In simple terms, this means that anyone who suffered a business loss, of any size, in the 40 MDAs is eligible to finance any other business real property or improvements on a tax exempt basis. In addition, even if a person did not suffer a business loss as a result of the Disaster Events, the Governor may designate a new business in an MDA as replacing a trade or business that suffered a business loss in the MDA from the Disaster Events and such project can be financed tax exempt. Recent guidance from the IRS gives the Governor the discretion to determine if a business "replaces a trade or business" that suffered a loss.

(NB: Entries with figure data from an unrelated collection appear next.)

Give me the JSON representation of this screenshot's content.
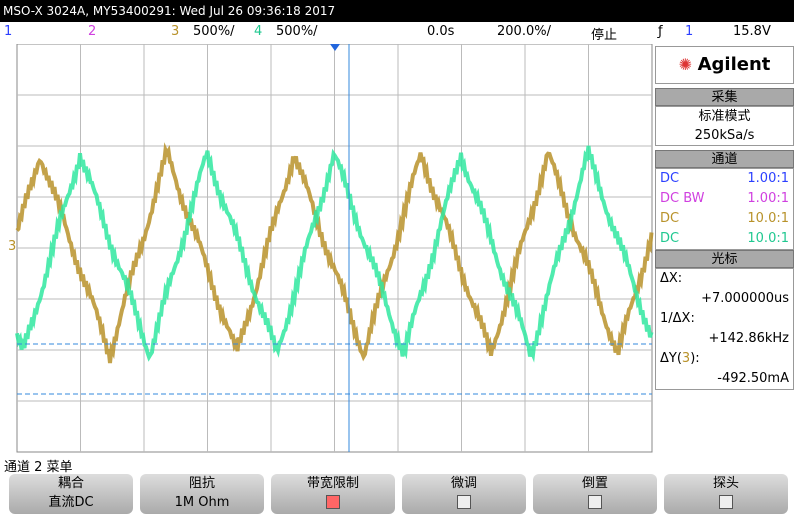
{
  "title_bar": "MSO-X 3024A, MY53400291: Wed Jul 26 09:36:18 2017",
  "status": {
    "ch1": "1",
    "ch2": "2",
    "ch3": "3",
    "ch3_scale": "500%/",
    "ch4": "4",
    "ch4_scale": "500%/",
    "time_offset": "0.0s",
    "timebase": "200.0%/",
    "run_state": "停止",
    "trigger_icon": "ƒ",
    "trigger_channel": "1",
    "trigger_level": "15.8V"
  },
  "screen": {
    "channel_marker": "3"
  },
  "sidebar": {
    "brand": "Agilent",
    "acquire": {
      "header": "采集",
      "mode": "标准模式",
      "rate": "250kSa/s"
    },
    "channels": {
      "header": "通道",
      "rows": [
        {
          "coupling": "DC",
          "ratio": "1.00:1"
        },
        {
          "coupling": "DC BW",
          "ratio": "1.00:1"
        },
        {
          "coupling": "DC",
          "ratio": "10.0:1"
        },
        {
          "coupling": "DC",
          "ratio": "10.0:1"
        }
      ]
    },
    "cursors": {
      "header": "光标",
      "dx_label": "ΔX:",
      "dx_value": "+7.000000us",
      "inv_label": "1/ΔX:",
      "inv_value": "+142.86kHz",
      "dy_label": "ΔY(",
      "dy_channel": "3",
      "dy_close": "):",
      "dy_value": "-492.50mA"
    }
  },
  "menu": {
    "title": "通道 2 菜单",
    "softkeys": [
      {
        "label": "耦合",
        "value": "直流DC"
      },
      {
        "label": "阻抗",
        "value": "1M Ohm"
      },
      {
        "label": "带宽限制"
      },
      {
        "label": "微调"
      },
      {
        "label": "倒置"
      },
      {
        "label": "探头"
      }
    ]
  }
}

 There are certain other tax restrictions on the MDA Bonds. For instance, one of the most significant is that movable fixtures and equipment may not be financed with the proceeds of the MDA Bonds. Factual analysis may be required to determine whether a fixture is movable. If proceeds of the MDA Bonds are used to acquire existing buildings, the borrower must make rehabilitation expenditures with respect to such buildings within two years equal to at least 50% of the portion of the acquisition cost financed with proceeds of the MDA Bonds (the normal existing requirement is for 25% rehabilitation). Not more than 25% of the proceeds of the MDA Bonds may be used to acquire land. MDA Bonds may not be used to finance any skybox or other private luxury box, health club facility, golf course, country club, massage parlor, hot tub facility, suntan facility, racetrack or other gambling facility, or liquor store. Finally, depreciation on the property financed by the MDA Bonds must be deducted for federal income tax purposes on a straight-line basis. As is true with other private activity bonds, an important early step is to obtain an inducement (or official action) resolution of the issuer of the bonds to finance the project. Once obtained, any expenditures incurred by the borrower not more than 60 days prior to that resolution may be financed from the MDA Bonds at the time of issuance. Pursuant to recent actions from the IRS, in addition, any expenditure incurred after the date of the Disaster Event and prior to December 31, 2009, may also be reimbursed from the proceeds of the MDA Bonds, even though such a resolution may not have been adopted until 2010.

  • Tax Exempt Revenue Bonds provide capital financing at lower rates than most conventional financing sources. Interest rates and terms are negotiated. Bonds are issued through loan, lease, or sale agreements. The bonds can finance facilities for manufacturing and certain other projects. Boththe City of Terre Haute and Vigo County have successful track records of working with local manufacturers to provide tax-exempt bond financing. Volume cap is the amount of tax-exempt financing for certain types of private companies allowed in a state in a calendar year. A company must obtain an award of volume cap before it can have tax-exempt bonds issued for its project.

Certified Technology Park

A result of 2002's tax restructuring legislation, the Indiana Economic Development Corporation's Certified Technology Park program encourages the location of high-technology businesses within areas identified by local redevelopment commissions. In Terre Haute, the Rose-Hulman Institute of Technology South Campus was designated as a Certified Technology Park in 2004. Portions of tax revenues generated by tenants are reinvested into the park and used for improvements, operation and maintenance of facilities, payment of interest and principal on bonds and other business-generating activities.